Folio. 338pp. Contemporary maroon half straight-grain morocco over cloth boards, titled and decorated in gilt to spine and boards. Minor edgewear and scuffing, an extremely handsome volume. Internally clean and bright, (a strip of the bottom of one page has been deliberately excised in Chapter 14, one suspects because it deals with the description of a lady), all pages hand ruled, in a clear and legible hand (that’s a serious understatement to be honest), in black and on occasion, red, ink (to differentiate between authorial and epistolary text), also present are a number of laid in engravings and views to illustrate various locales covered by the manuscript, and the frontispiece consists of a rather charming folded watercolour of a thatched cottage entitled “Mine Own Old Home.”
That’s a fairly dry description. This particular early Victorian stab at immortality is visually epic; the penmanship, from the calligraphic title page right up to the elaborate colophon, via the chapter headings and decorated initials is really quite gorgeous. Mr. Brougham did nothing by halves it seems. It is one of the prettiest attempts at handwritten autobiography I have ever seen (and I have to admit I have seen many, legions of ghosts have taken up residence in my head and in the dank caverns of my cataloguing database). Brougham was born in Devon, on the rugged coastline near Lynton and Lynmouth to a large but seemingly fairly poor family of what we would now consider considerable size, but that in those days was quite normal (at least three sisters, two brothers and a litany of infant and child deaths to illness crop up regularly throughout). Far from being a journal of voyage and adventure, this is quite simply a man’s account of his life; the small joys and tragedies, the commonplace details, an evident devoutness, a love of poetry and nature, various jobs and occupations (John’s eldest brother became a carpenter, his other brother a rather reckless and glamourous sailor after an indifferent attempt at schooling), being placed in service to various visitors to the locale, marriages (John’s love life seems to have become rather bogged down in breast beating and ejaculations of purple prose; “Oh, Why Did I Love Her?
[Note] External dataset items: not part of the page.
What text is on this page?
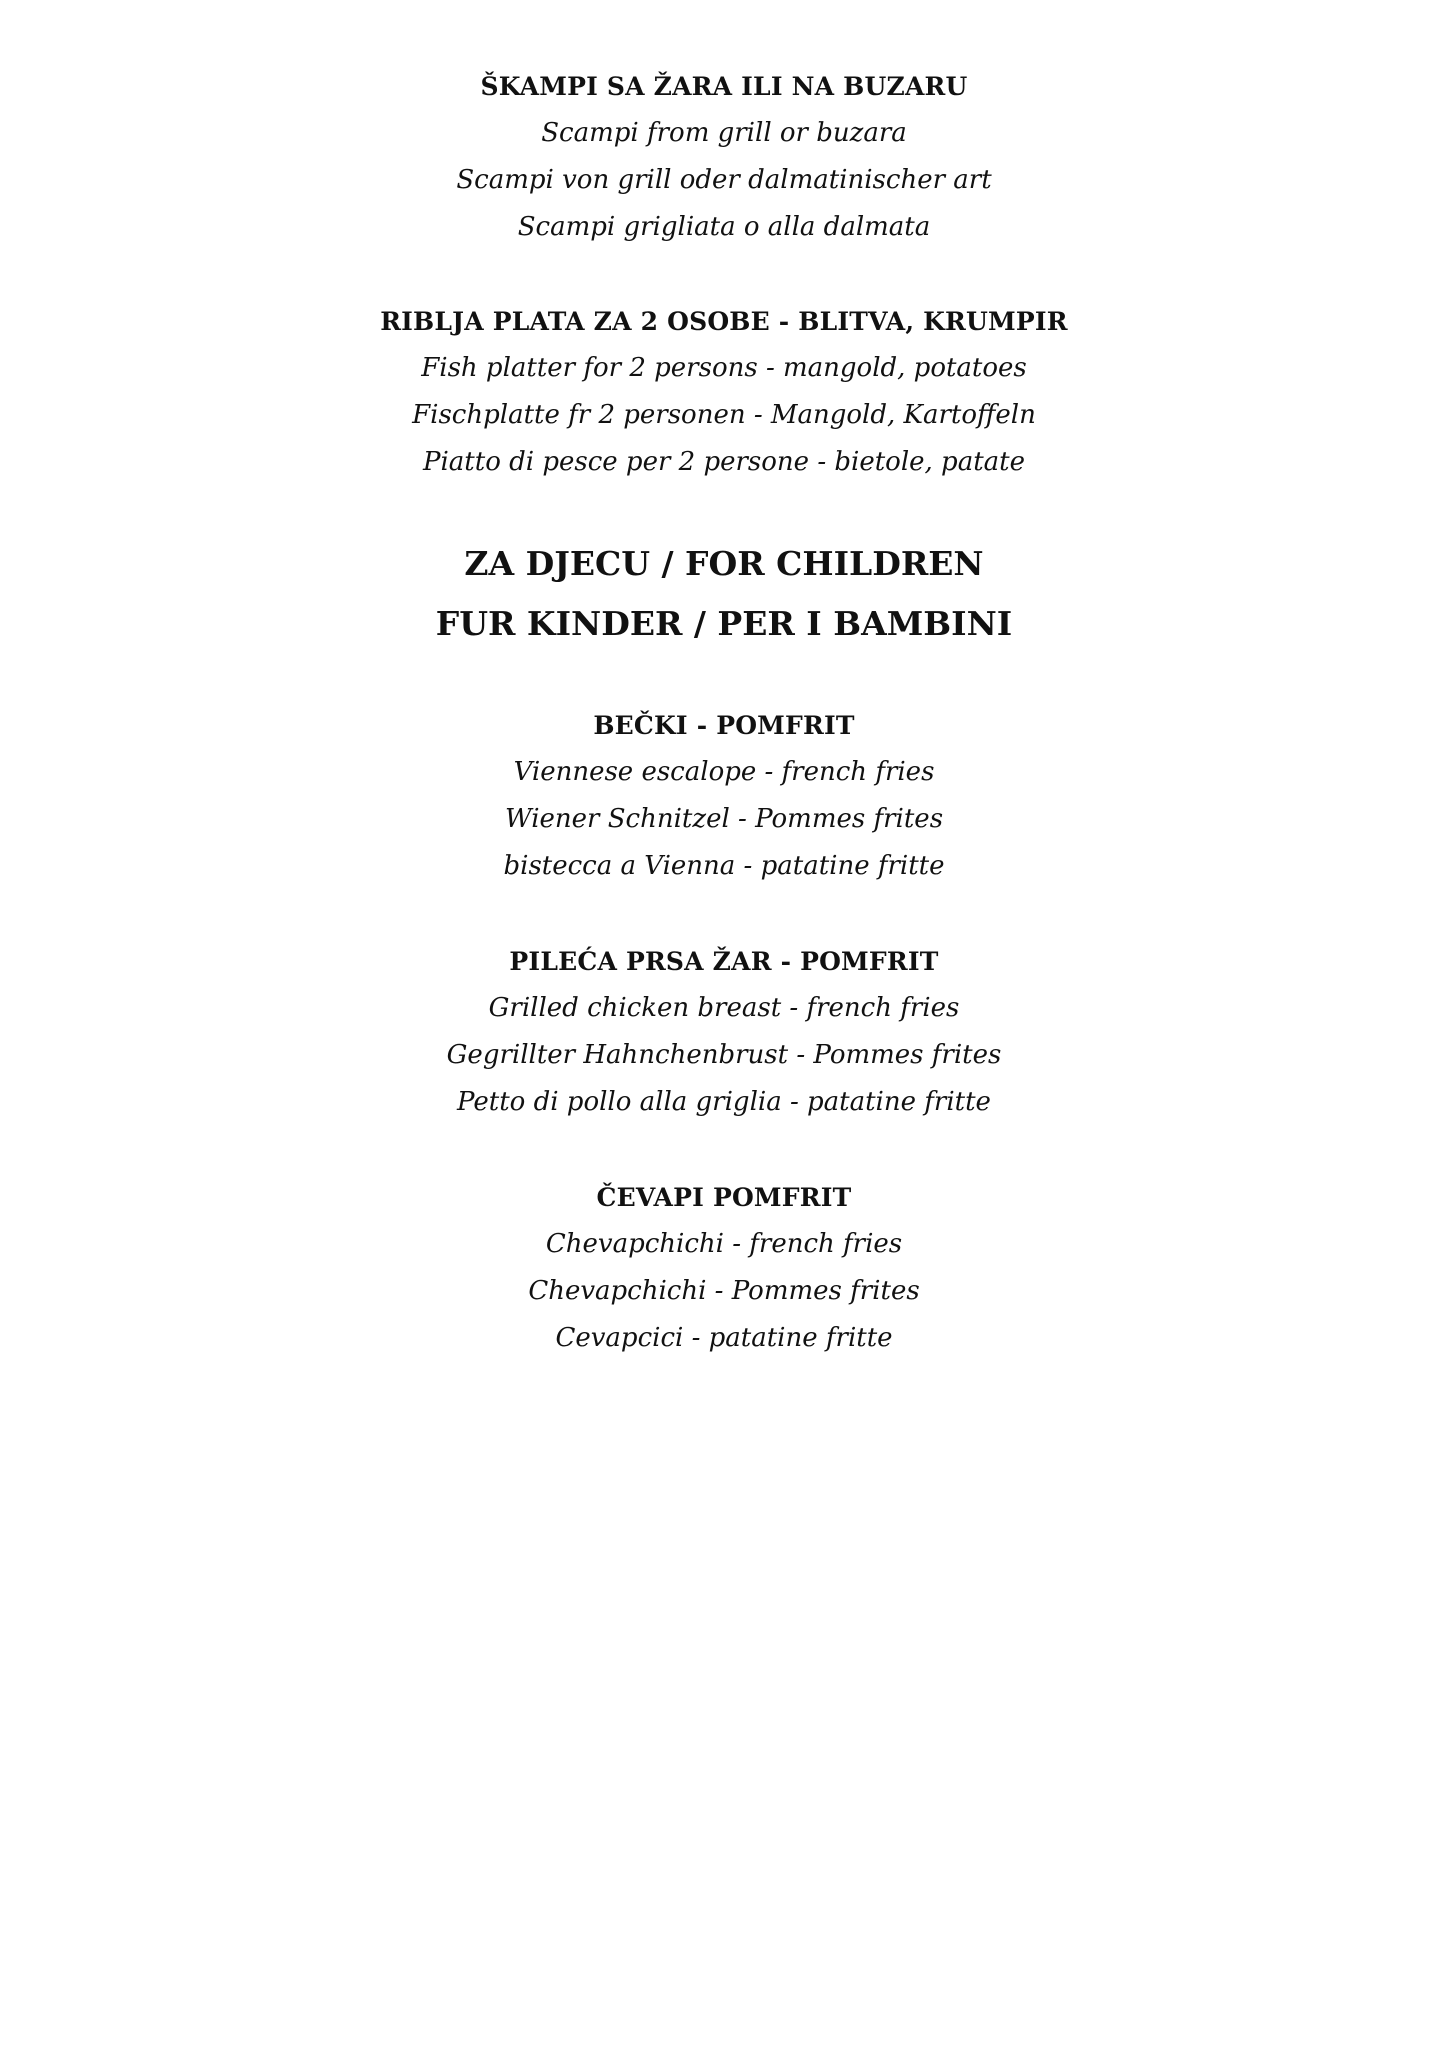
ŠKAMPI SA ŽARA ILI NA BUZARU
Scampi from grill or buzara
Scampi von grill oder dalmatinischer art
Scampi grigliata o alla dalmata
RIBLJA PLATA ZA 2 OSOBE - BLITVA, KRUMPIR
Fish platter for 2 persons - mangold, potatoes
Fischplatte fr 2 personen - Mangold, Kartoffeln
Piatto di pesce per 2 persone - bietole, patate
ZA DJECU / FOR CHILDREN
FUR KINDER / PER I BAMBINI
BEČKI - POMFRIT
Viennese escalope - french fries
Wiener Schnitzel - Pommes frites
bistecca a Vienna - patatine fritte
PILEĆA PRSA ŽAR - POMFRIT
Grilled chicken breast - french fries
Gegrillter Hahnchenbrust - Pommes frites
Petto di pollo alla griglia - patatine fritte
ČEVAPI POMFRIT
Chevapchichi - french fries
Chevapchichi - Pommes frites
Cevapcici - patatine fritte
Why?”), deaths (lots of deaths, much fashionable fatalism, such goth, what mourning!), births, and occasionally rather hilarious anecdotes regarding his travels and personal idiosyncrasies:
“I remember being engaged by a gentleman visiting Lynton...to look after his horse and attend him on his fishing excursions - he was, or had been, a military gentleman and had I believe been wounded in some skirmish between our troops and the Chinese some time before [presumably what is rather dramatically as the First Opium War, 1839-42, in which the British Empire, in its great wisdom, attempted to turn half of China into drug addicts in an effort to corner the Far Eastern markets] by a sword or sabre cut in the thigh which rendered him a cripple for life - I remember that he was a very irritable and passionate man...I remember ‘John’ (that’s me) being frequently called upon to assist in pumping air into a gun, a most wonderful gun it was too, in the shape of a walking stick and nearly as portable, requiring neither powder nor caps nor anything of the sort.” References to Blisset cane guns are an added perk. John goes on to describe his life as a clerk (and later a stationer’s assistant) in 1840’s London, his eventual meeting of the right woman (giving some insight into the rather tortuous state of affairs involved in courting one Miss Kipps in the early Victorian period), visiting his family, a lot of walking (Mr. Brougham’s station in life necessitated a considerable amount of economy, it seems) and a considerable, if rather floridly depicted, amount of period detail. It is a far more common occurrence to be immersed in the lives of the notable, the privileged, and the financially comfortable; it is a refreshing and intriguing change to see something of how the other 97% lived at the time, especially when encapsulated in something that was quite clearly a labour of love, and an exhibition of considerable skill.